Un 49enne del posto è stato arrestato in flagranza con l’accusa di atti persecutori nei confronti dell’ex convivente, una donna di 44 anni che da tempo, secondo quanto emerso, viveva in un clima di paura e intimidazioni.
L’uomo si sarebbe presentato sul luogo di lavoro della vittima, minacciandola di morte. La donna, spaventata ma lucida, ha immediatamente chiamato il 112 chiedendo aiuto. La pattuglia della Sezione Radiomobile è arrivata in pochi minuti, trovando il presunto aggressore ancora nei paraggi. Durante la perquisizione, i militari hanno rinvenuto un coltello a serramanico di grosse dimensioni, nascosto addosso all’uomo.
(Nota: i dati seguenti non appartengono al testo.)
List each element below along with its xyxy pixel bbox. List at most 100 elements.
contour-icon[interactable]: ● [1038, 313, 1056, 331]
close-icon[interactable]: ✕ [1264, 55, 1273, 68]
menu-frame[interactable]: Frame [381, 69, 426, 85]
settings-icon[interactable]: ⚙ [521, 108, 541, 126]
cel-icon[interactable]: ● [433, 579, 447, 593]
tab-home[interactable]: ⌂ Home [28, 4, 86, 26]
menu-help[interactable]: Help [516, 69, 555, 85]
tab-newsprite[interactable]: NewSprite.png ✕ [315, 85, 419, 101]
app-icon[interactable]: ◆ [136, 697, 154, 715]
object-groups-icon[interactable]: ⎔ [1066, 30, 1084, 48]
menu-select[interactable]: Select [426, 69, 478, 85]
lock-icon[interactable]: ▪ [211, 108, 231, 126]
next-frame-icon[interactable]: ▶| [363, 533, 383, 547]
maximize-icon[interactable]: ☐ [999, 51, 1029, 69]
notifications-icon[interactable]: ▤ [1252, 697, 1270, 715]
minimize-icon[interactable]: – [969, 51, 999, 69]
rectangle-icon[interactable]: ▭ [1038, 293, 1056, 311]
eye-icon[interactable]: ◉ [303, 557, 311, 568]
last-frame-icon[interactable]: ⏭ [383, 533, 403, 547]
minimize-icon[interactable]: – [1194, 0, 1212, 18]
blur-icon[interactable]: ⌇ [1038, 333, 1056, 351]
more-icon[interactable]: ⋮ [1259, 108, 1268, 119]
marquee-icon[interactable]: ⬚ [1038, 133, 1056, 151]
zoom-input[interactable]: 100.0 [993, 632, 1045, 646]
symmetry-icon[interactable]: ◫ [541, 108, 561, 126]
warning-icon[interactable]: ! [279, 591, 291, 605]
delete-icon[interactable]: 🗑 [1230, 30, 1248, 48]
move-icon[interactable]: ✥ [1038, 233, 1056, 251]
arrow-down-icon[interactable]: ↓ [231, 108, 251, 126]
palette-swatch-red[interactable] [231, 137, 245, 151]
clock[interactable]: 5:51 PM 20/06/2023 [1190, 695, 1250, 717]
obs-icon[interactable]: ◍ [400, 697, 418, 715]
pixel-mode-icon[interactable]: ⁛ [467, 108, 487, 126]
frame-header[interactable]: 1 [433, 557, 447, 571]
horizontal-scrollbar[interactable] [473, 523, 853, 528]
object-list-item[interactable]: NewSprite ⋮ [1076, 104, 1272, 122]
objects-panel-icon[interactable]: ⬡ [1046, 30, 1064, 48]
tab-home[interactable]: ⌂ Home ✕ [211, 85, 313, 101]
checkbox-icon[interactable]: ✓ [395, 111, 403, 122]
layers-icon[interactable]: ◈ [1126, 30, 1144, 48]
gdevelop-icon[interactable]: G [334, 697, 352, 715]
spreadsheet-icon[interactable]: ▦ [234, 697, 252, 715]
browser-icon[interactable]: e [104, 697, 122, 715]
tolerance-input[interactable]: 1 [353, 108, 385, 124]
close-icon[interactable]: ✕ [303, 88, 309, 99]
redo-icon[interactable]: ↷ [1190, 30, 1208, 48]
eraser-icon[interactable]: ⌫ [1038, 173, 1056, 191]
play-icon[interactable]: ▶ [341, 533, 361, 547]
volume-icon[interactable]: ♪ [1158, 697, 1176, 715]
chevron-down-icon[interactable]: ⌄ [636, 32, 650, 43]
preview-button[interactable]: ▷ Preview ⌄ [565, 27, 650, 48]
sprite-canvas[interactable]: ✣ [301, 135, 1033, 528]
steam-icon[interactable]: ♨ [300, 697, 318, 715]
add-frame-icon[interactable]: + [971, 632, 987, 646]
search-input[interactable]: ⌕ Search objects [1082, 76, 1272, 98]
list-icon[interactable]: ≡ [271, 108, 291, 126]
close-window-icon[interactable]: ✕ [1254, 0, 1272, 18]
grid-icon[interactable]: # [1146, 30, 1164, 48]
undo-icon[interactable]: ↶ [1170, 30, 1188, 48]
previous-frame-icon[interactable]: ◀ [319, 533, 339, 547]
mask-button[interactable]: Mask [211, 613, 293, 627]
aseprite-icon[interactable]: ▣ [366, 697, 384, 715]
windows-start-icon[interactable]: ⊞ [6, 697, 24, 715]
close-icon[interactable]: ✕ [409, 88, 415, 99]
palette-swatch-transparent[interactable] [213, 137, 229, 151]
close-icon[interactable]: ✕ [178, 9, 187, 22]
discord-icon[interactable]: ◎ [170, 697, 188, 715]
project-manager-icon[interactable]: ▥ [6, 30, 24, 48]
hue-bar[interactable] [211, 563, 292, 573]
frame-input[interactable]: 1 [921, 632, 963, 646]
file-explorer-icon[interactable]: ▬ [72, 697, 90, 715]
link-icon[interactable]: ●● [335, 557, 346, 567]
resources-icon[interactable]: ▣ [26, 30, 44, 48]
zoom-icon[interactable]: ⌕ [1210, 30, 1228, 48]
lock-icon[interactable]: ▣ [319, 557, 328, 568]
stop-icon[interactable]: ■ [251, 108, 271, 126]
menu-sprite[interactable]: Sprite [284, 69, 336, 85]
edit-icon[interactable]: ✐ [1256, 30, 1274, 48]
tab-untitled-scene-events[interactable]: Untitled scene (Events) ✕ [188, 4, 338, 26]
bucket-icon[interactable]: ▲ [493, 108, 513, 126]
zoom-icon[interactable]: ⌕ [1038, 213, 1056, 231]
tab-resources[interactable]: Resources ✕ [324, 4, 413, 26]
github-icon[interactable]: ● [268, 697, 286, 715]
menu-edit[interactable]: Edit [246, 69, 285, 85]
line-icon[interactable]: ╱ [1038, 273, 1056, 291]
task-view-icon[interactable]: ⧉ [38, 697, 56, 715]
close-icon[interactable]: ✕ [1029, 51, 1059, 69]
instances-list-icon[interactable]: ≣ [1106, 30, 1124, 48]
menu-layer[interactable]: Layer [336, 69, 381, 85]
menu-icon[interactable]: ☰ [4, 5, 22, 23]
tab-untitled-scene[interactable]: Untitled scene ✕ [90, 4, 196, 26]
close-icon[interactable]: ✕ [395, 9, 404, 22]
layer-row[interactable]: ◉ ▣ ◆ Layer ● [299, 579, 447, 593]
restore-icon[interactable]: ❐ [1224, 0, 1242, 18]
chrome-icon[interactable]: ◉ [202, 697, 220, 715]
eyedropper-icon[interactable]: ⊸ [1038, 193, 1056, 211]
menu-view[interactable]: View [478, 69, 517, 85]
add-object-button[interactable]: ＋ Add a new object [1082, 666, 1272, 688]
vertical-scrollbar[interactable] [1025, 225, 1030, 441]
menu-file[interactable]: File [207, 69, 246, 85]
L’arma è stata sequestrata, confermando la gravità della situazione e la concretezza della minaccia.
In sede di denuncia, la donna ha raccontato un anno di incubi: minacce, pressioni, aggressioni fisiche mai denunciate prima per timore di ritorsioni. Un quadro che ha spinto i Carabinieri ad attivare immediatamente il protocollo “Codice Rosso”, la procedura che accelera ogni passaggio per garantire protezione alle vittime di violenza domestica e di genere.
L’uomo, nel rispetto della presunzione di innocenza fino a eventuale condanna definitiva, è stato posto agli arresti domiciliari su disposizione dell’Autorità giudiziaria.
L’Arma dei Carabinieri sottolinea ancora una volta l’importanza di denunciare tempestivamente situazioni di violenza o persecuzione, ricordando che sul territorio sono attivi centri antiviolenza e servizi di supporto. Un messaggio chiaro: nessuna vittima è sola, e lo Stato è pronto a intervenire con rapidità e fermezza.